The idea is that some portion of the signal makes its way through for further processing, although it is reduced (or “attenuated”). The meaning of this reduced signal may be identified if it sufficiently matches some high-priority word (such as your name) or an expected item (e.g., a word that may be more predicted by the previous words). Even reduced signals may be identified if they meet these criteria. We may think of a filtered stimulus as having reduced resolution compared with those that are attended.
Mackay’s twist on the dichotic listening task (1973)
Mackay (1973) altered the dichotic listening task by having participants focus on sentences with a potentially ambiguous meaning, while in the unattended channel a word was repeatedly played that would provide context to the attended sentence. Mackay was interested in how participants’ memory of the attended sentence might change based on the word repeated in the unattended channel. He found that the “unconscious” information was somehow affecting participants’ conscious perception. These results indicate that our attentional filter is much more flexible than once believed
Attentional load
A measure of how much processing resources are needed in order to perform a task. The idea of attentional load suggests that sometimes unattended stimuli may be processed even if we are trying to filter them out (ex. hearing a bag of chips at the theater: even if you are trying to just watch the movie, there may be some processing resources left over that end up processing the unwanted sound of the snack bag. ).
Eriksen flanker task (1974)
A technique used to study attention in which an irrelevant distractor is included alongside experimental stimuli in order to see whether the distractor is processed, increasing reaction time. This research demonstrated that when trying to search for a target letter among distractors, the difficulty varies by what is flanking, or distracting, for the target item. Participants can’t help but process the flankers. When they were consistent with the same response as the target, it caused no decrease in performance. But when the distractors indicated a different response, they created conflict, leading to longer reaction times.
Lavie’s version of the flanker task (1995)
In this case, participants have to search for a letter “O” in the two rings of letters. Next to the rings is a flanker letter that is not relevant to the task, but that may serve to distract the participant if it is incompatible. There is a “low-load” (the letters in the ring are uniform, so it’s easy to spot the target) task, and a “high-load task” (every letter is different).

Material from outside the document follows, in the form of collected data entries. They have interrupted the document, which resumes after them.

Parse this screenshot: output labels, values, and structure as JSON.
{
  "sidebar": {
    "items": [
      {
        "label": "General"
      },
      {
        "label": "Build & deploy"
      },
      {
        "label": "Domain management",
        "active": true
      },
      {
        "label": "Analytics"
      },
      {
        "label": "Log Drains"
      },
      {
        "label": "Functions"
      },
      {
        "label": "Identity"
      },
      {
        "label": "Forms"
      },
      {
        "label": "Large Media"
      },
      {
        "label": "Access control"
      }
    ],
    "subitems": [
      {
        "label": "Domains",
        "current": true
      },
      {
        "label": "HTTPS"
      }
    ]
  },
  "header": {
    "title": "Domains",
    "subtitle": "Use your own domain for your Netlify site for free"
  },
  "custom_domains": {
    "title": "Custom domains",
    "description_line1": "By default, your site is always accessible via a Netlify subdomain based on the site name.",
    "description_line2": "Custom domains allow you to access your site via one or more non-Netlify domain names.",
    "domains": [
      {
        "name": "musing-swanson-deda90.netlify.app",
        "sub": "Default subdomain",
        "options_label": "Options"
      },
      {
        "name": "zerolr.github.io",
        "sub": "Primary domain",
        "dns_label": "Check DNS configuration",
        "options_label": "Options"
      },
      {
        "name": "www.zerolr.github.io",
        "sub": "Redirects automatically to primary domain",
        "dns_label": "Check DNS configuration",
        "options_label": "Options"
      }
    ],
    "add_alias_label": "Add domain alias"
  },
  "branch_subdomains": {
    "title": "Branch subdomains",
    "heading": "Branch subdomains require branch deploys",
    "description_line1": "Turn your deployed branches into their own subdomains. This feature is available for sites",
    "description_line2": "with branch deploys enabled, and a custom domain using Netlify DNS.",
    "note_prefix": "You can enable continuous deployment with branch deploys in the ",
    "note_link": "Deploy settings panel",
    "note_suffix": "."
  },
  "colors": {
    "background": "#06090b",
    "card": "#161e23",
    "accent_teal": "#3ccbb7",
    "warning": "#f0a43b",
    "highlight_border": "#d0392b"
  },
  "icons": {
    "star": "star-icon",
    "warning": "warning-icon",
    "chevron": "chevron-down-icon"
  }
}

Results form Lavie’s study
Lavie found that the incompatible flanker only caused an increased reaction time in the low-load condition but not in the high-load conditions. She concluded that in the low-load condition, the fact that the task is not difficult means that there are processing resources left over and that these resources end up processing the flanker, even when it is not wanted, leading to distraction. In the high-load condition, however, the central task of finding the target is difficult and there are few processing resources left over. Therefore, the flanker is not processed and does not cause a distraction.
Green and Bavelier’s twist on Lavie’s research (2003)
They recruited people who had a lot of experience playing first-person video games versus people with little to no experience, and compared their performance in Lavie’s flanker tasks. The non-gamers showed the same pattern of results as found by Lavie: distraction from the incompatible flanker in the low-load condition but not the high-load. However, the gamer showed distraction from the flanker in both conditions. This means that people with video game experience are better able to distribute their attention outside of the central task, even under high-load conditions, leading them to process the distracting flanker.
So, what model is correct?
The role of attentional load suggests that neither the early or late theories are completely right or wrong. Attention may have a movable filter that can be applied more strictly based on the demands of a task.
Automatic processing
Processing that happens even without the allocation of selective attention, typically for highly familiar stimuli or tasks (often the result of practice and learning).